The fourth floor is eerily quiet when we step into the empty hall.
Inside the suite, the scene reminds me of something out of ET, as plastic tunnels connect the pieces of what was once her home. I keep expecting someone in a space suit to step out of the living room.
But it’s only Aerlyn.
Aerlyn Weissman, lesbian documentary maker, chronicler of our community’s stories, West End resident. At least for now. The West End part might not last much longer.
Aerlyn is one of several tenants fighting eviction from their Hollyburn-owned apartments. The others on her floor gave in and moved away, many in tears.
What was once a vibrant building packed with gay history in the heart of the gay village now sits almost empty, like a ghost town foreshadowing the village’s own not-so-distant future.
“We had a community here,” says Aerlyn. “I knew my neighbours. We looked out for each other.”
Until Hollyburn bought the building. Then the rent increases went out, soon to be replaced by eviction notices.
Now it’s a ghost town.
Almost everyone’s gone, Aerlyn laments. One of her exes used to live downstairs. Gone. Gay couples like Tim and Stuart, and Mark and Mark, also gone.
It’s a community unravelling, a neighbourhood beginning to shift.

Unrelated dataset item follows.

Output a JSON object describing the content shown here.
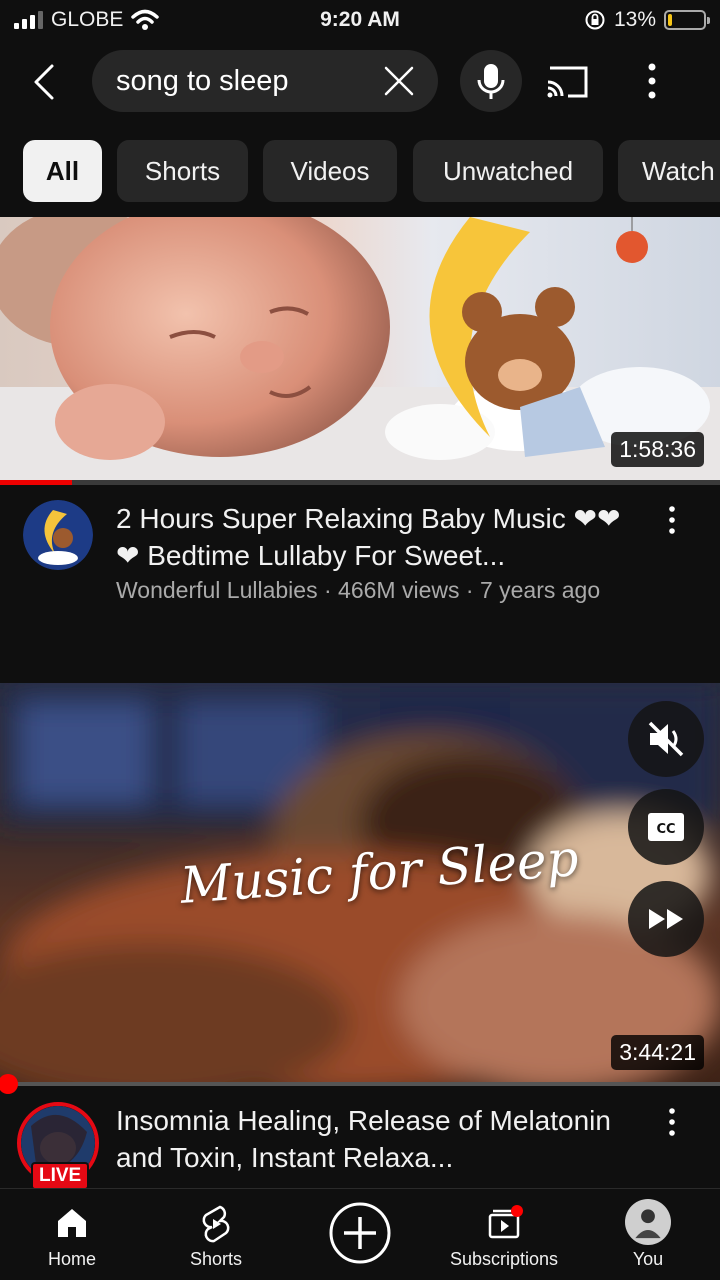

Of course, there are a few people still fighting to keep their homes. Aerlyn’s hanging in there on the fourth floor, Janine and Julie on the 10th, Sharon on the ninth, Sarah and Jeremy on the eighth, and a few others scattered throughout the rest of the building. They congregate at Sarah and Jeremy’s place, like a resistance movement plotting its next move. In this case, a thick binder full of testimony for the Residential Tenancy Office (RTO).
As if that helps. So far, the RTO’s rulings have been erratic, the first overturning Janine, Julie and Sharon’s evictions, the second upholding Sarah and Jeremy’s. Both rulings are being appealed.
“It seems to be very capricious how these things work at the RTO,” says Aerlyn. She was supposed to be out by Jan 31 but contested her eviction and is now awaiting part two of her hearing Feb 9. She may have to move out by the end of the month. Her suite is already being renovated, her improvised plastic curtains striving to keep the dust out of her stuff.
The Hollyburn evictions and similar ones throughout the West End are the biggest threat facing the gay village today, Aerlyn says.
I agree. As more and more of us get driven out of the gay village by rising rents and overpriced condos, the area’s gay character will begin to erode.
We could find ourselves walking in a “sea of strangers,” warns Aerlyn.
If the gay village loses the bulk of its gay residents, what will that do to its sense of self, of safety, of identity? Who will be left to sustain our spaces, our gathering places, our institutions?
It’s an “insidious threat” because we’re not talking about overt political oppression, says Aerlyn. It’s easier to mobilize people around obvious oppression. It’s harder to pull people together when the threat is more subtle, when it’s “under the radar,” she explains.
After all, Hollyburn is a private company doing, more or less, what private companies do: trying to make as much profit as possible. Why should it care who can afford to rent its “market value” suites and which communities it’s breaking up?
More importantly, how can we stop it? How can we fight to protect our gay village from a threat we can’t quite see?
I wish I knew.
We can start by supporting the remaining Bay Towers residents as they contest their evictions. We can write our MLAs demanding more changes to the Residential Tenancy Act, this time favouring protection for tenants. We can re-evaluate our ideas about housing and who deserves to have access to what.
But first we have to open our eyes and value our gay village, before the trickle of gay and lesbian residents forced to find home elsewhere becomes a stream and then a river and then a rushing current–and the neighbourhood we worked so hard to build sits as empty as Aerlyn’s fourth floor, until another community rushes in to fill the gap.